2) differentiate markup and code from content.
Considering the amount of work that's gone into the Web as we know it, #2's not a likely option, so we're stuck with #1.
Seriously, I'm sure somebody could come up with a reason why this wouldn't work, or would be counterproductive -- it literally is something I just thought of -- but it seems to me there ought to be a better way. If it wasn't clear from the title, my model is vi. (For the uninitiated) it centers on a very basic idea: different modes for commands and content. Typing "G" in text mode gives you the letter "G". Hitting "G" in command mode brings you to the bottom of the file/buffer. "4x" in command mode will delete the next 4 characters after your current cursor location. There are many keystrokes that will put you into text mode, but only one (AFAIK) that will put you into command mode (ESC).
So, wouldn't it be nice if you could count on a "<script>SendInfoToEvilPerson(document.cookie)</script>" rendering as text content, and not executing as a script? Should this really be so hard? Discuss.
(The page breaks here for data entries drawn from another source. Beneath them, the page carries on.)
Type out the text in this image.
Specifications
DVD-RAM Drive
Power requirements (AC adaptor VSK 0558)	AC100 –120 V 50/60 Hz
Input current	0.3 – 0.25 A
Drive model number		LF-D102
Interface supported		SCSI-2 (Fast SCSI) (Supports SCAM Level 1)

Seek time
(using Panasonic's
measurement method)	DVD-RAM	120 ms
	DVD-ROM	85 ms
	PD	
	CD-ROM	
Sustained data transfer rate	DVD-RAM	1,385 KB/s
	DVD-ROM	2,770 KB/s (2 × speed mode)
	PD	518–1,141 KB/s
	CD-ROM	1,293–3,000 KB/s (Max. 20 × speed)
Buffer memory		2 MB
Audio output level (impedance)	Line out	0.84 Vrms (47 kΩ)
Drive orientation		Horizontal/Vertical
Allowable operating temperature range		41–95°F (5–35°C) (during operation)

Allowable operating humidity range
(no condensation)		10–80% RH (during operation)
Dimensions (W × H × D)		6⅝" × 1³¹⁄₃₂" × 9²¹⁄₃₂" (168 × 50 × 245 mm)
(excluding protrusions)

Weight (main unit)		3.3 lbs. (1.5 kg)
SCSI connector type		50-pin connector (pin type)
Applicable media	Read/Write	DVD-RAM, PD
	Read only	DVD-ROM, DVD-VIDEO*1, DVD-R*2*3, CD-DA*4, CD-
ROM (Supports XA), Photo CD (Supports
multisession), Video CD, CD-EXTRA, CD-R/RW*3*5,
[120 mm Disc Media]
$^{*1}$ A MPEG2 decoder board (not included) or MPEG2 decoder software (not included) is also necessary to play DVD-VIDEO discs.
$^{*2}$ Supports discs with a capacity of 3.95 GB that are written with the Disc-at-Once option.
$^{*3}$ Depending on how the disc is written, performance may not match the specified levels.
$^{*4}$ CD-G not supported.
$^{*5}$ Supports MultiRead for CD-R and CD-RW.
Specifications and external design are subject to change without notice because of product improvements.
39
Update: Ugh. Tags: "Vi" and "Xss"? (I typed in "vi,XSS") Ugh. I mean, I like case-insensitivity as much as the next guy, but saying that searching for "VI" should return a match with "vi" isn't the same as saying that any rendering of these terms is as good as any other (if you click the tags, you'll see that the URL has them in all lower case, which would honestly be much better than "proper case" for both of these terms). Kind of weird, coming from a blogging tool by programmers, and probably mostly for programmers.